Four ways to modernize your patient experience program
As we think about the future of healthcare experience, we must map a path towards a truly modern XM program that is built on dynamic instrumentation, actionable intelligence, and adaptive processes.
Here are four ways to start on the path to a modern XM program for patient experience:
- Map the patient journey. It is important to start with a clear picture of the current state. Create an inventory of where you are listening across the continuum of care. Once you have mapped the full patient journey, you will easily spot gaps in your listening strategy. Healthcare has traditionally been confined to regulatory surveys that happen after an episode of care. This leaves a lot of gray space before, in between, and after care where we don’t have enough data to make informed strategic decisions.
- Expand how you listen.
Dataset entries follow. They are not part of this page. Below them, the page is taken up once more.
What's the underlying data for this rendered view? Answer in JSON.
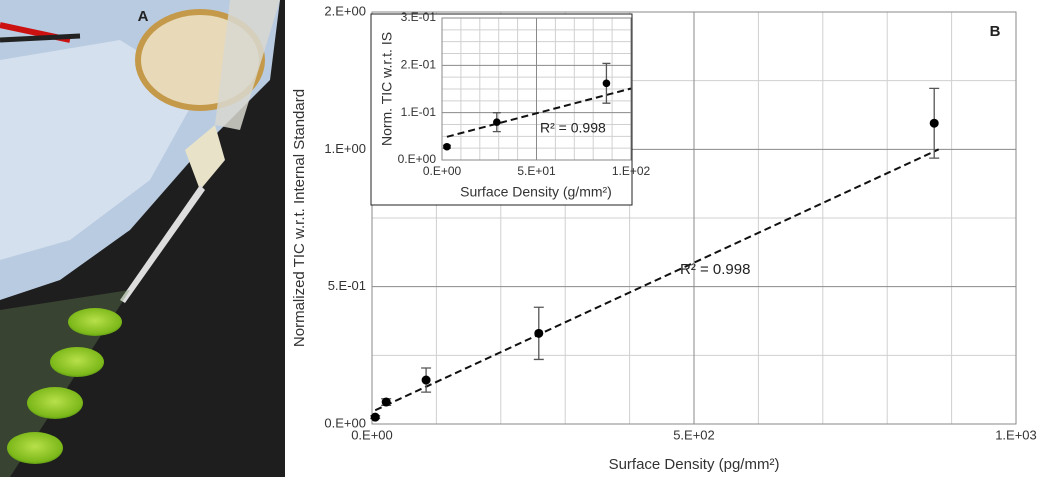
{
  "photo": {
    "label": "A"
  },
  "chart_data": [
    {
      "type": "scatter",
      "panel_label": "B",
      "x_label": "Surface Density (pg/mm²)",
      "y_label": "Normalized TIC w.r.t. Internal Standard",
      "annotation": "R² = 0.998",
      "x": [
        5,
        22,
        84,
        259,
        873
      ],
      "values": [
        0.025,
        0.08,
        0.16,
        0.33,
        1.095
      ],
      "errors": [
        0.005,
        0.012,
        0.044,
        0.095,
        0.127
      ],
      "color": "#000000",
      "trendline": {
        "x": [
          5,
          880
        ],
        "y": [
          0.05,
          1.0
        ]
      },
      "xlim": [
        0,
        1000
      ],
      "xticks": [
        {
          "value": 0,
          "label": "0.E+00"
        },
        {
          "value": 500,
          "label": "5.E+02"
        },
        {
          "value": 1000,
          "label": "1.E+03"
        }
      ],
      "ylim": [
        0,
        1.5
      ],
      "yticks": [
        {
          "value": 0,
          "label": "0.E+00"
        },
        {
          "value": 0.5,
          "label": "5.E-01"
        },
        {
          "value": 1.0,
          "label": "1.E+00"
        },
        {
          "value": 1.5,
          "label": "2.E+00"
        }
      ],
      "x_minor_grid": [
        100,
        200,
        300,
        400,
        600,
        700,
        800,
        900
      ],
      "y_minor_grid": [
        0.25,
        0.75,
        1.25
      ],
      "grid": true
    },
    {
      "type": "scatter",
      "x_label": "Surface Density (g/mm²)",
      "y_label": "Norm. TIC w.r.t. IS",
      "annotation": "R² = 0.998",
      "x": [
        2.6,
        29,
        87
      ],
      "values": [
        0.028,
        0.08,
        0.162
      ],
      "errors": [
        0.003,
        0.02,
        0.042
      ],
      "color": "#000000",
      "trendline": {
        "x": [
          2.6,
          100
        ],
        "y": [
          0.049,
          0.151
        ]
      },
      "xlim": [
        0,
        100
      ],
      "xticks": [
        {
          "value": 0,
          "label": "0.E+00"
        },
        {
          "value": 50,
          "label": "5.E+01"
        },
        {
          "value": 100,
          "label": "1.E+02"
        }
      ],
      "ylim": [
        0,
        0.3
      ],
      "yticks": [
        {
          "value": 0,
          "label": "0.E+00"
        },
        {
          "value": 0.1,
          "label": "1.E-01"
        },
        {
          "value": 0.2,
          "label": "2.E-01"
        },
        {
          "value": 0.3,
          "label": "3.E-01"
        }
      ],
      "x_minor_grid": [
        10,
        20,
        30,
        40,
        60,
        70,
        80,
        90
      ],
      "y_minor_grid": [
        0.025,
        0.05,
        0.075,
        0.125,
        0.15,
        0.175,
        0.225,
        0.25,
        0.275
      ],
      "grid": true
    }
  ]
}
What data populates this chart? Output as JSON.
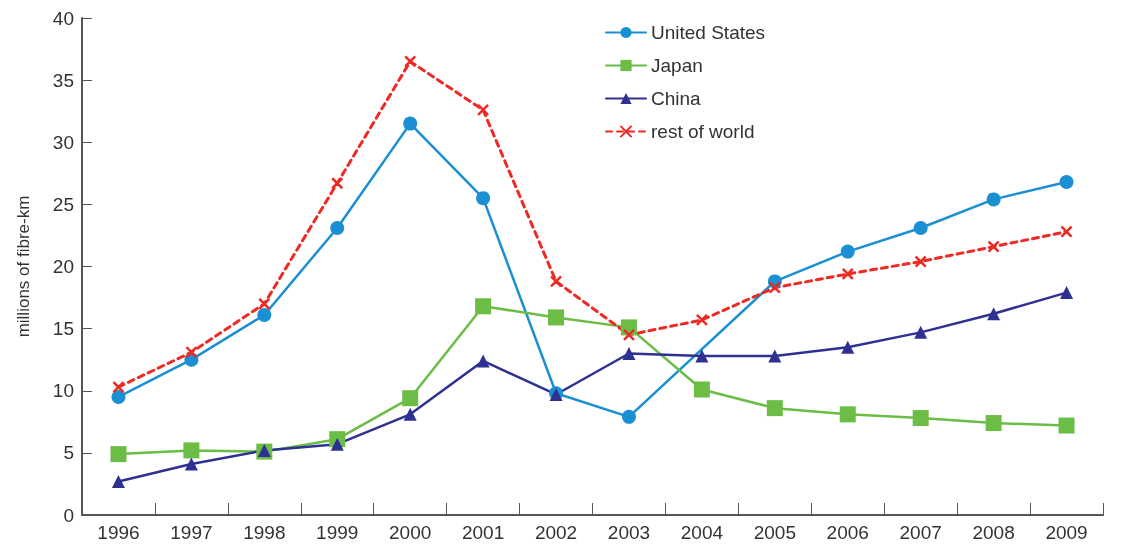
{
  "chart_data": {
    "type": "line",
    "ylabel": "millions of fibre-km",
    "categories": [
      "1996",
      "1997",
      "1998",
      "1999",
      "2000",
      "2001",
      "2002",
      "2003",
      "2004",
      "2005",
      "2006",
      "2007",
      "2008",
      "2009"
    ],
    "series": [
      {
        "name": "United States",
        "color": "#1b8fd4",
        "marker": "circle",
        "line_style": "solid",
        "values": [
          9.5,
          12.5,
          16.1,
          23.1,
          31.5,
          25.5,
          9.8,
          7.9,
          null,
          18.8,
          21.2,
          23.1,
          25.4,
          26.8
        ]
      },
      {
        "name": "Japan",
        "color": "#6bbd45",
        "marker": "square",
        "line_style": "solid",
        "values": [
          4.9,
          5.2,
          5.1,
          6.1,
          9.4,
          16.8,
          15.9,
          15.1,
          10.1,
          8.6,
          8.1,
          7.8,
          7.4,
          7.2
        ]
      },
      {
        "name": "China",
        "color": "#2e3192",
        "marker": "triangle",
        "line_style": "solid",
        "values": [
          2.7,
          4.1,
          5.2,
          5.7,
          8.1,
          12.4,
          9.7,
          13.0,
          12.8,
          12.8,
          13.5,
          14.7,
          16.2,
          17.9
        ]
      },
      {
        "name": "rest of world",
        "color": "#ee2a24",
        "marker": "cross",
        "line_style": "dashed",
        "values": [
          10.3,
          13.1,
          17.0,
          26.7,
          36.5,
          32.6,
          18.8,
          14.5,
          15.7,
          18.3,
          19.4,
          20.4,
          21.6,
          22.8
        ]
      }
    ],
    "ylim": [
      0,
      40
    ],
    "yticks": [
      0,
      5,
      10,
      15,
      20,
      25,
      30,
      35,
      40
    ],
    "grid": false,
    "legend": "top"
  }
}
Once you have identified gaps in your listening strategy, you can begin to expand how and where you listen. Patients are engaging with your organization across multiple channels, and it is critical to ensure you build the right mix of solicited and unsolicited listening posts across all channels. For instance, your patients are interacting digitally with your organization now more than ever. They are appointing, checking in, paying bills and even receiving care online. Organizations need to increase how they are listening during these digital touchpoints in order not to lose critical insight into the full experience.
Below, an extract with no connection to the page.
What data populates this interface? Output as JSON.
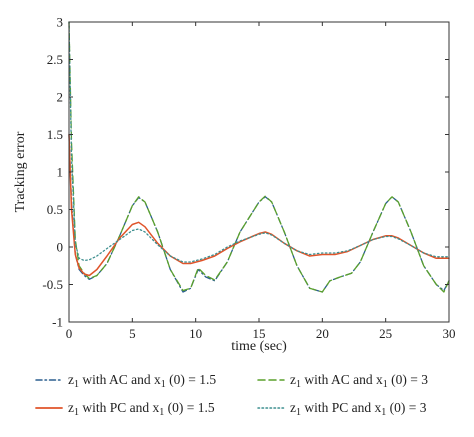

- Deliver timely insights. Rather than periodically sharing HCAHPS scores, now is a great time to begin transforming how your organization distributes actionable intelligence driven by the voice of your patients. Think about combining wait time data and patient feedback to identify specific times of day and medical conditions that are causing severe patient distress. Now imagine if you could deliver this insight to a provider at the end of the day about their visits from that day… versus waiting weeks (or months) for generic reports.
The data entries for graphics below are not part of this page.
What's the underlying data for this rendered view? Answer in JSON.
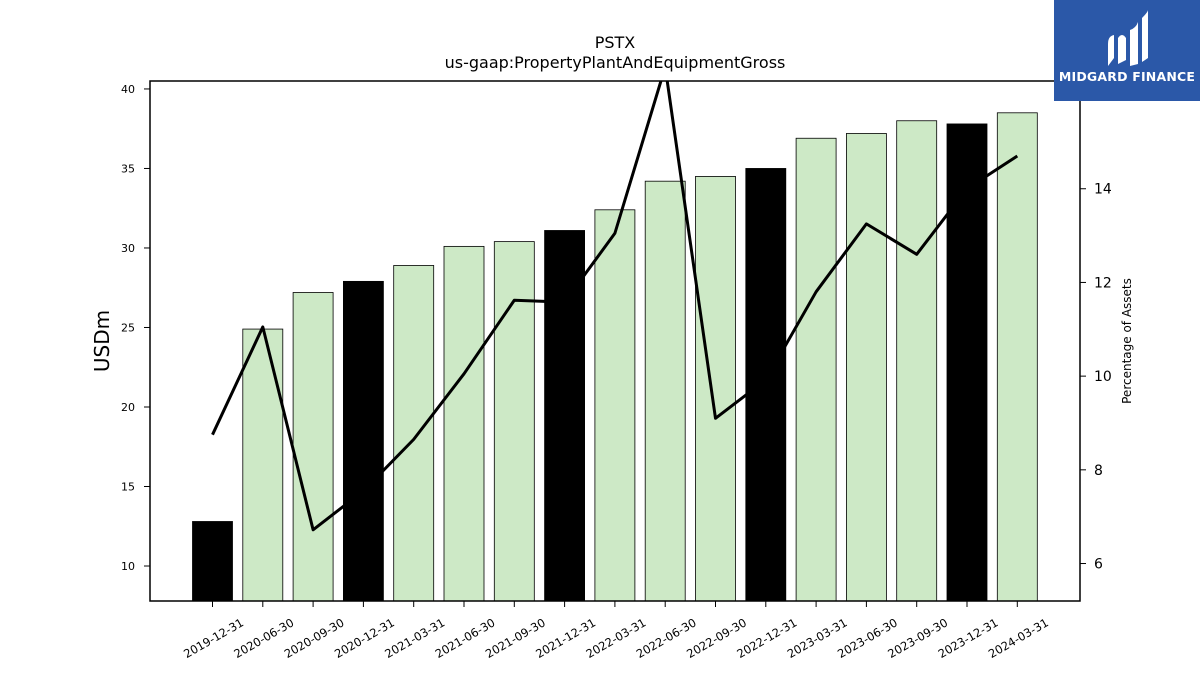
{
  "chart_data": {
    "type": "bar",
    "title": "PSTX",
    "subtitle": "us-gaap:PropertyPlantAndEquipmentGross",
    "ylabel": "USDm",
    "y2label": "Percentage of Assets",
    "ylim": [
      7.8,
      40.5
    ],
    "y2lim": [
      5.2,
      16.3
    ],
    "yticks": [
      10,
      15,
      20,
      25,
      30,
      35,
      40
    ],
    "y2ticks": [
      6,
      8,
      10,
      12,
      14
    ],
    "categories": [
      "2019-12-31",
      "2020-06-30",
      "2020-09-30",
      "2020-12-31",
      "2021-03-31",
      "2021-06-30",
      "2021-09-30",
      "2021-12-31",
      "2022-03-31",
      "2022-06-30",
      "2022-09-30",
      "2022-12-31",
      "2023-03-31",
      "2023-06-30",
      "2023-09-30",
      "2023-12-31",
      "2024-03-31"
    ],
    "series": [
      {
        "type": "bar",
        "values": [
          12.8,
          24.9,
          27.2,
          27.9,
          28.9,
          30.1,
          30.4,
          31.1,
          32.4,
          34.2,
          34.5,
          35.0,
          36.9,
          37.2,
          38.0,
          37.8,
          38.5
        ]
      },
      {
        "type": "line",
        "axis": "right",
        "values": [
          8.75,
          11.05,
          6.72,
          7.55,
          8.65,
          10.05,
          11.62,
          11.58,
          13.05,
          16.6,
          9.1,
          9.92,
          11.8,
          13.25,
          12.6,
          14.0,
          14.7
        ]
      }
    ],
    "bar_colors": {
      "year_end": "#000000",
      "quarter": "#cde9c6"
    },
    "year_end_flags": [
      true,
      false,
      false,
      true,
      false,
      false,
      false,
      true,
      false,
      false,
      false,
      true,
      false,
      false,
      false,
      true,
      false
    ],
    "line_color": "#000000",
    "grid": false
  },
  "logo": {
    "text": "MIDGARD FINANCE",
    "background": "#2b58a8"
  }
}
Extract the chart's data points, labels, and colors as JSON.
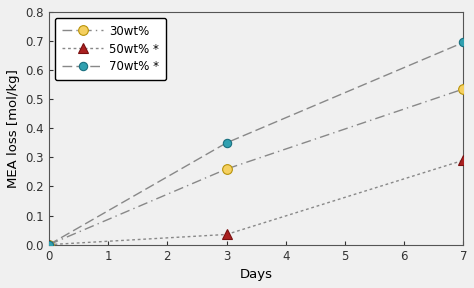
{
  "series": [
    {
      "label": "30wt%",
      "x": [
        0,
        3,
        7
      ],
      "y": [
        0,
        0.26,
        0.535
      ],
      "line_color": "#888888",
      "marker": "o",
      "linestyle": "dashdot",
      "markersize": 7,
      "markerfacecolor": "#f5d060",
      "markeredgecolor": "#b8930a",
      "zorder": 3
    },
    {
      "label": "50wt% *",
      "x": [
        0,
        3,
        7
      ],
      "y": [
        0,
        0.035,
        0.29
      ],
      "line_color": "#888888",
      "marker": "^",
      "linestyle": "dotted",
      "markersize": 7,
      "markerfacecolor": "#aa2020",
      "markeredgecolor": "#7a1010",
      "zorder": 3
    },
    {
      "label": "70wt% *",
      "x": [
        0,
        3,
        7
      ],
      "y": [
        0,
        0.35,
        0.695
      ],
      "line_color": "#888888",
      "marker": "o",
      "linestyle": "dashed",
      "markersize": 6,
      "markerfacecolor": "#30a0b0",
      "markeredgecolor": "#1a7080",
      "zorder": 3
    }
  ],
  "xlabel": "Days",
  "ylabel": "MEA loss [mol/kg]",
  "xlim": [
    0,
    7
  ],
  "ylim": [
    0,
    0.8
  ],
  "xticks": [
    0,
    1,
    2,
    3,
    4,
    5,
    6,
    7
  ],
  "yticks": [
    0.0,
    0.1,
    0.2,
    0.3,
    0.4,
    0.5,
    0.6,
    0.7,
    0.8
  ],
  "background_color": "#f0f0f0",
  "legend_loc": "upper left",
  "font_size": 8.5,
  "label_font_size": 9.5,
  "linewidth": 1.0
}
- Focus on improvement. Stop talking about data and start closing the experience gaps. Healthcare service recovery has traditionally only been at the bedside; as providers struggle to follow up or even know when things are off track in other settings of care. Once you have expanded your listening strategy, use technology to facilitate immediate recovery through automated workflows. For example, if a discharged hospital patient responds to a simple text survey stating she does not understand her medication instructions, the team can be empowered to respond quickly with an alert including all of the necessary follow-up details -- ensuring this patient has a safe transition home.